La question des moyens du “réarmement” de l'Europe, selon le terme employé par Denman, n'est nullement décisive, comme pourraient avancer les critiques techniciens d'une telle évolution, qui parlent en termes techniques de volumes et de quantités (c'est-à-dire, par exemple, le temps qu'il faudrait pour l'Europe pour arriver au niveau de l'Amérique). Quelques décisions européennes au niveau des matériels et des structures militaires, une orientation différente (vers la hausse, évidemment) des budgets de la défense, essentiellement des grands pays européens, suffiraient à amorcer un changement fondamental de l'état d'esprit qui détermine la perception de l'évolution d'une puissance, qui est l'essentiel ici.

C'est effectivement le point essentiel et, du coup, l'enjeu apparaît d'une force considérable. Il s'agit de la possibilité d'un changement fondamental d'approche, sous la poussée de la politique belliciste américaine, perçue comme de plus en plus insupportable par les Européens. On passerait, dans le cas de l'Europe, de la dialectique de l'alliance inconditionnelle à la dialectique de l'affirmation de puissance autonome, et on y passerait en insistant sur l'aspect militaire, selon les règles imposées par les Américains eux-mêmes. Cela conduirait nécessairement à une situation de concurrence forte avec la politique militariste d'hégémonie militariste américaine, confirmant évidemment que seule l'Europe a aujourd'hui l'organisation, la structure, et l'autorité que donne la tradition, pour jouer ce rôle contestataire.
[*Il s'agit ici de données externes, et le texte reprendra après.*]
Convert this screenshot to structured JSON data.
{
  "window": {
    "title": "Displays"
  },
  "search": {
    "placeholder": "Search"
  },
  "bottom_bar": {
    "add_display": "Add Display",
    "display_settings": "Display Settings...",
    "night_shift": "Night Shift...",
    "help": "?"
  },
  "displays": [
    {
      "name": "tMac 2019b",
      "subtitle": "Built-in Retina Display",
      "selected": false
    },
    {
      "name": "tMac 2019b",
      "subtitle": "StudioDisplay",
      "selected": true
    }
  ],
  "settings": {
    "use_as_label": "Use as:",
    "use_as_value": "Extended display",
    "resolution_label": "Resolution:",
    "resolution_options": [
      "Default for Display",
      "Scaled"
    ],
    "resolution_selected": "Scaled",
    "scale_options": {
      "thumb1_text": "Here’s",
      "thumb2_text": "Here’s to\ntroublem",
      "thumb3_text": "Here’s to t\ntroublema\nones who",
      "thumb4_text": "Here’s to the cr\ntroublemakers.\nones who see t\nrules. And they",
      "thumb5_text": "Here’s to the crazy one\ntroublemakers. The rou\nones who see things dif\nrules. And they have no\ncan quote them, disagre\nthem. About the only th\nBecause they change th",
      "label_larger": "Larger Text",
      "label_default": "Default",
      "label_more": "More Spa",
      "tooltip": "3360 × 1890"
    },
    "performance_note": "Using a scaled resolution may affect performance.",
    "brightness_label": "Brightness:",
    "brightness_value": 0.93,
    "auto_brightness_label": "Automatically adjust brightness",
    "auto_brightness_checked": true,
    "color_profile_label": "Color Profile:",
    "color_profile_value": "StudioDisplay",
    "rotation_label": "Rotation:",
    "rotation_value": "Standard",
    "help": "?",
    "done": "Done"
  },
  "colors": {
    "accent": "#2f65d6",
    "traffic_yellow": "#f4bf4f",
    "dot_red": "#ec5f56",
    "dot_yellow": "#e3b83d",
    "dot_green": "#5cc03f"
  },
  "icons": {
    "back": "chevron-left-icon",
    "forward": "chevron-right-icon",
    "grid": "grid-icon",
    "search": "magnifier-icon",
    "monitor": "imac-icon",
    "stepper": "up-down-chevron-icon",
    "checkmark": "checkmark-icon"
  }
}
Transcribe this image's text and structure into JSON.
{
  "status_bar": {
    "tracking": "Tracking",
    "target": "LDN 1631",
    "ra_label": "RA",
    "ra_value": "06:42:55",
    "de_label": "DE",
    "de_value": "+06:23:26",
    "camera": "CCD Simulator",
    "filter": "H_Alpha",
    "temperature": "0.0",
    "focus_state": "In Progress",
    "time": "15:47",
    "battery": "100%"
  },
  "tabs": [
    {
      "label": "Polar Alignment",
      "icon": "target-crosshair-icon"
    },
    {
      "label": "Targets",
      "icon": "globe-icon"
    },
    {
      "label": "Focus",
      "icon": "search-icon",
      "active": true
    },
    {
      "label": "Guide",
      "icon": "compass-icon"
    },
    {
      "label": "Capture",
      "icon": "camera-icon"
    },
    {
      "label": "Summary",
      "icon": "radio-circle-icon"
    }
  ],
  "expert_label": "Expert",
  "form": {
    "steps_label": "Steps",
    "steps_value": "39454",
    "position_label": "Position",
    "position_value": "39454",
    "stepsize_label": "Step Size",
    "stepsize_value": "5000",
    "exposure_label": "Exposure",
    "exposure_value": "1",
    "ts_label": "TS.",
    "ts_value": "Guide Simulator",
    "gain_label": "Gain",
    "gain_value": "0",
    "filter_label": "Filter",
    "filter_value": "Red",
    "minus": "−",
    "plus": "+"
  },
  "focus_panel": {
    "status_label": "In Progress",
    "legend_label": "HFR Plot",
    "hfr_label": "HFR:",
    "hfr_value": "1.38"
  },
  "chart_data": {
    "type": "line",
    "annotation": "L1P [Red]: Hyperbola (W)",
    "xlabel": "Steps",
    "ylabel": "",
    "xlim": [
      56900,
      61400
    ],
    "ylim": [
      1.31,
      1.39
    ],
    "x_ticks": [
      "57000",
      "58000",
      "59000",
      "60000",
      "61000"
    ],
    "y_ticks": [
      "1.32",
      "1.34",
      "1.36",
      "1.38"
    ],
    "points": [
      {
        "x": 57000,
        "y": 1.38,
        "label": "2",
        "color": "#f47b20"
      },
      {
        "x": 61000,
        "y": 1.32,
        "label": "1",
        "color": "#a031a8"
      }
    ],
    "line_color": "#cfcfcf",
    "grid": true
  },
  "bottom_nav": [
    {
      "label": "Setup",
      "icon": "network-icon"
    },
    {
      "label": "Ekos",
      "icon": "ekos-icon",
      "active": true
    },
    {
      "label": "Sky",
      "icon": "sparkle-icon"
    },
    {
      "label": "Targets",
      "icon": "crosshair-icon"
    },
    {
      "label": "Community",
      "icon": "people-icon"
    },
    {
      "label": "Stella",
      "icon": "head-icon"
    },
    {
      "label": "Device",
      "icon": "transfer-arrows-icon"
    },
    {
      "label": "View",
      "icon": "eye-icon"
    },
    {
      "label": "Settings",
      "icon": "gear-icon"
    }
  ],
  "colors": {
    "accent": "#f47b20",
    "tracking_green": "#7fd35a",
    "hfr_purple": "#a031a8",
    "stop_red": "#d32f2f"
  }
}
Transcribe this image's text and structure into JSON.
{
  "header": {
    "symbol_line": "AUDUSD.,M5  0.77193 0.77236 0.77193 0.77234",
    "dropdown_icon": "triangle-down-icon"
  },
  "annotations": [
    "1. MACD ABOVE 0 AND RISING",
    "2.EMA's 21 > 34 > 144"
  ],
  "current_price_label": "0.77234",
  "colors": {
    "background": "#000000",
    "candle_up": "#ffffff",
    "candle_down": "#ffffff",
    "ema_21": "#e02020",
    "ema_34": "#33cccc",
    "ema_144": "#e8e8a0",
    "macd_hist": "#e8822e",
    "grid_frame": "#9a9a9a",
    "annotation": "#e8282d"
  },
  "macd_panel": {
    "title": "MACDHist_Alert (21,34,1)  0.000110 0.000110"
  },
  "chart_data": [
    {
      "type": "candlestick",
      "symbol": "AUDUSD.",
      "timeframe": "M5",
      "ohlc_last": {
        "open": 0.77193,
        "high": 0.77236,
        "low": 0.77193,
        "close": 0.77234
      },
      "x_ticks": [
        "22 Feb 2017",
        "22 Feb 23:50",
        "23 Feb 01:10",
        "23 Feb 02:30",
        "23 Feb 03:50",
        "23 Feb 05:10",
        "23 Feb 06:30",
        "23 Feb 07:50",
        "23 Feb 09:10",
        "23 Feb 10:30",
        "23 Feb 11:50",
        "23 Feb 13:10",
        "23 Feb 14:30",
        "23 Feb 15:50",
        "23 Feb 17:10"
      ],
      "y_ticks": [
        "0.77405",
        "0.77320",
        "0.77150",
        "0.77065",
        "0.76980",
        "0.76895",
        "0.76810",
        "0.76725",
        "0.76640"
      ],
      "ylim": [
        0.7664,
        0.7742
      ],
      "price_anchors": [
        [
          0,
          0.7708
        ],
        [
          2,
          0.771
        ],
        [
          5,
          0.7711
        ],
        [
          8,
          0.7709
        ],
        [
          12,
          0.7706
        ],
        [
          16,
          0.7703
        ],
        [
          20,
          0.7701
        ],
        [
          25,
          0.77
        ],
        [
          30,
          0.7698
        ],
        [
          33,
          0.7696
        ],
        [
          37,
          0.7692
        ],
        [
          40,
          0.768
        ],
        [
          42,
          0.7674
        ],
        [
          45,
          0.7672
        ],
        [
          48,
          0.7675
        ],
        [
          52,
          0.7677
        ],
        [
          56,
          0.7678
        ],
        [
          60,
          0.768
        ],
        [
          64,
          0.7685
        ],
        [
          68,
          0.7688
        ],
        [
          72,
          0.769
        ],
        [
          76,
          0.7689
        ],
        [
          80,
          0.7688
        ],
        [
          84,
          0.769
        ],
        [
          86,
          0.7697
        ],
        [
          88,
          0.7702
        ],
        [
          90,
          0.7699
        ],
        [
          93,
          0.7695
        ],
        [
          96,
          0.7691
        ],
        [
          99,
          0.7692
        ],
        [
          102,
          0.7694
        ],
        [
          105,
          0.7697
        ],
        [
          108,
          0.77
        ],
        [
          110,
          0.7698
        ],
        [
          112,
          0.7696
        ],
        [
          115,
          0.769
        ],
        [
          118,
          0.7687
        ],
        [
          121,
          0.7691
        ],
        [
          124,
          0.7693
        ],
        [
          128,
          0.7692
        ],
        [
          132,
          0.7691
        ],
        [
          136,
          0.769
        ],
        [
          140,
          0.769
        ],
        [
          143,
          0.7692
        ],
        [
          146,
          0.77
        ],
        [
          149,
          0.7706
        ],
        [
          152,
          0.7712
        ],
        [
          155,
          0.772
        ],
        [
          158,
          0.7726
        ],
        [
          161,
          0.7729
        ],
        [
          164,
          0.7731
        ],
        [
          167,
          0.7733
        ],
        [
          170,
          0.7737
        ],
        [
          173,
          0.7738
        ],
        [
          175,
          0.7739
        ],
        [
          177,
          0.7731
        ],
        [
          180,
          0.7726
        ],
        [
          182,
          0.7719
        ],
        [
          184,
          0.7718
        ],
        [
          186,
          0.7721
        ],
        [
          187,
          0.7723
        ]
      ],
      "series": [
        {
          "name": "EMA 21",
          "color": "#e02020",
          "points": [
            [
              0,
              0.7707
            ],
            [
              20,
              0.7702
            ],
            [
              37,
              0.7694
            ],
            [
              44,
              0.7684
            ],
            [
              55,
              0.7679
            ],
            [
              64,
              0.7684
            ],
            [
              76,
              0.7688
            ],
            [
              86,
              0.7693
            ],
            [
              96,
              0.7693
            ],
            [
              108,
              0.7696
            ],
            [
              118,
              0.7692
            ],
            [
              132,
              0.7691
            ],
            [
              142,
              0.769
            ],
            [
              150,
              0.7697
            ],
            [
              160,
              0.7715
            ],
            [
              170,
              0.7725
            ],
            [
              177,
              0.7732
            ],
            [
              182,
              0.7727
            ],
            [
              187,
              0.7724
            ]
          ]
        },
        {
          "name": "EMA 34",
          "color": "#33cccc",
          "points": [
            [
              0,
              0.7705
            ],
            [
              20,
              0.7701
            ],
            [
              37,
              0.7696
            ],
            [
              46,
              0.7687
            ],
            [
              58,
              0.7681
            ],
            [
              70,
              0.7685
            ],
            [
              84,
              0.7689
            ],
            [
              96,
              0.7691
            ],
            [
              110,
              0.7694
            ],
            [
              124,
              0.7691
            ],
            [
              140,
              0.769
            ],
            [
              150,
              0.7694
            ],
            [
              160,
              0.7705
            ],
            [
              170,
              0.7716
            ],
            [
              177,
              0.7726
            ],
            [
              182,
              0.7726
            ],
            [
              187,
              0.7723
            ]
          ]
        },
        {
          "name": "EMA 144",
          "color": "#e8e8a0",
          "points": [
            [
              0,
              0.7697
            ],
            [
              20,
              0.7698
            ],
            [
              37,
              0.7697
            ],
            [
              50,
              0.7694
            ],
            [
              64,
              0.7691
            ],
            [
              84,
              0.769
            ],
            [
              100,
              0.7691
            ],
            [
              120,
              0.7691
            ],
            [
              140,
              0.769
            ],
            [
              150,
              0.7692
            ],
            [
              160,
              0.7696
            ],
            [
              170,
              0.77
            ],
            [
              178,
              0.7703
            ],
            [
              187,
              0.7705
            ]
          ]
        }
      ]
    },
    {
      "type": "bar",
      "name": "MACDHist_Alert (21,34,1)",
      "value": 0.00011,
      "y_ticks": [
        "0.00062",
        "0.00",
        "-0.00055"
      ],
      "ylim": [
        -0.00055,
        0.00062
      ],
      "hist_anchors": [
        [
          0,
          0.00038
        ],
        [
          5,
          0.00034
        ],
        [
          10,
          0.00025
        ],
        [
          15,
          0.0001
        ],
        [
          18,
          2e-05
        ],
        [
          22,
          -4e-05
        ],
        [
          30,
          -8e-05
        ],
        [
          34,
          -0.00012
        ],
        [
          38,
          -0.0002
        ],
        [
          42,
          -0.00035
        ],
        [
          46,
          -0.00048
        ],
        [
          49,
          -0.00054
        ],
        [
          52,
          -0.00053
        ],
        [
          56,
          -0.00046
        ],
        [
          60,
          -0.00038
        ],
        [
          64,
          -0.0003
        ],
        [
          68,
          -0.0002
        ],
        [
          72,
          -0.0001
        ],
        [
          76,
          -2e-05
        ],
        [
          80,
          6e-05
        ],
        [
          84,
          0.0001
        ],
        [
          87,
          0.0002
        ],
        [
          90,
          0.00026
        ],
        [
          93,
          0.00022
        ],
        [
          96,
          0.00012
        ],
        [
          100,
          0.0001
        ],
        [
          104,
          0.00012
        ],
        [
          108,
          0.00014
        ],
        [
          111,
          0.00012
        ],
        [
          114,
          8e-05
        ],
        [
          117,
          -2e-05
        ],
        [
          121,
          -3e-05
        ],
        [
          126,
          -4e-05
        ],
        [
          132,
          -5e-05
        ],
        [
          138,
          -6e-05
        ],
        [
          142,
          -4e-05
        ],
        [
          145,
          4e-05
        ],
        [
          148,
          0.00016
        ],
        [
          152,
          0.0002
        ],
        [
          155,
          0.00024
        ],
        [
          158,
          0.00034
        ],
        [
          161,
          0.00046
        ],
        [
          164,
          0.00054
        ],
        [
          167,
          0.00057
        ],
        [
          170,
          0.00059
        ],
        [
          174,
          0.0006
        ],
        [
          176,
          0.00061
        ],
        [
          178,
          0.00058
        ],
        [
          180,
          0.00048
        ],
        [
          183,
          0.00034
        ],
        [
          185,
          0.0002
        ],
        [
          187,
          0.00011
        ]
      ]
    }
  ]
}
Notre appréciation est que les événements poussent aujourd'hui, et à une très grande vitesse, vers ce changement fondamental. Cela est d'autant plus le cas que l'alternative, pour l'Europe, est à l'image de la position des Verts telle que Schwartz la montre involontairement : une abdication de toute possibilité d'exister de manière autonome. Pour l'Europe, cela signifierait, à terme très rapide, la dissolution des structures européennes avec le désordre politique et la renaissance des antagonismes nationalistes ouest-européens comme perspective inéluctable.